3Department of Biomedical, Metabolic and Neural Sciences, University of Modena and Reggio Emilia, 41126 Modena, Italy.
4Metabolic Medicine Unit, Ospedale Civile di Baggiovara, Azienda Ospedaliero-Universitaria, 41126 Modena, Italy.
5Gastroenterology Unit, Ospedale Policlinico di Modena, Azienda Ospedaliero-Universitaria, 41126 Modena, Italy.

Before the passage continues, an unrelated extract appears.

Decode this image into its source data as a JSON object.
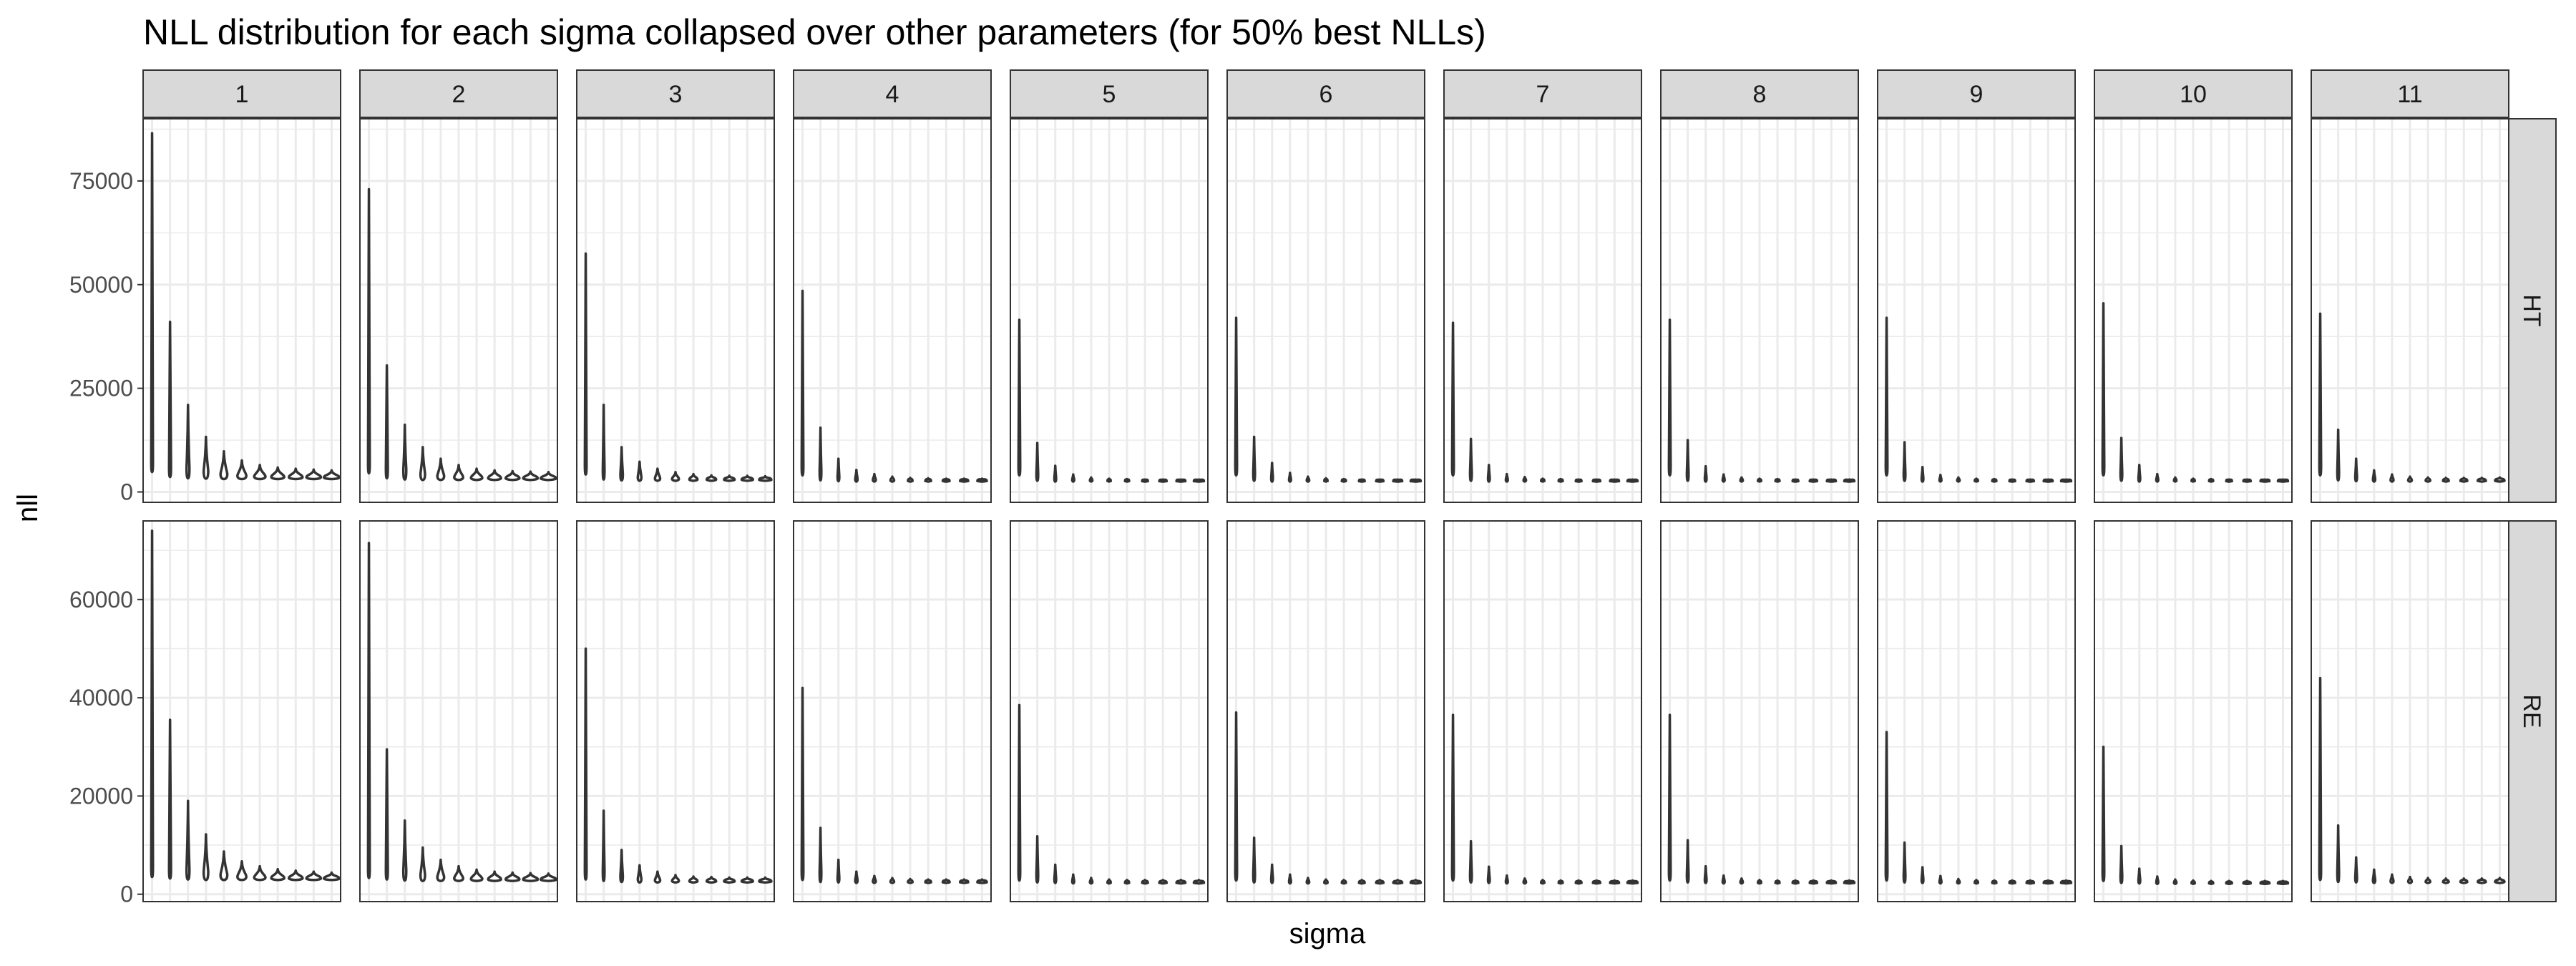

6Metabolic Syndrome Unit, Ospedale Civile di Baggiovara, Azienda Ospedaliero-Universitaria, 41126 Modena, Italy.
Abstract
Liver fibrosis predicts liver-related and cardiovascular outcomes in chronic liver disease patients. We compared the diagnostic performance of various liver fibrosis biomarkers for identifying histological significant/advanced fibrosis. Additionally, the correlations of such liver fibrosis biomarkers with cardiovascular risk (CVR) scores were evaluated. 173 patients with viral hepatitis (157 HCV and 16 HBV) and 107 with a non-alcoholic fatty liver disease (NAFLD) were consecutively enrolled. Various liver fibrosis biomarkers: aspartate aminotransferase (AST) to alanine aminotransferase (ALT) ratio (ARR), AST to Platelet Ratio Index (APRI), Fibrosis-4 (FiB-4), Forns index, NAFLD fibrosis score (NFS), BARD (body mass index (BMI), AAR, Diabetes) score, and Hepamet fibrosis score (HFS), were used to identify significant/advanced fibrosis. CVR was assessed by using the SCORE, the Progetto CUORE, or the Framingham risk scoring systems. Liver fibrosis biomarkers performed better in predicting advanced rather than significant liver fibrosis in all patients, regardless of chronic liver disease aetiology. Forns index and HFS performed best in predicting advanced fibrosis in patients with viral chronic liver disease and NAFLD. Lower cut-offs of these liver fibrosis biomarkers had high negative predictive values for advanced fibrosis overall, as well as in patients with NAFLD or viral chronic liver disease. FIB-4, Forns index, NFS, and HFS were positively correlated with SCORE and Framingham risk scores. In conclusion, liver fibrosis biomarkers accurately exclude advanced fibrosis and positively correlate with CVR scores in patients with chronic liver disease.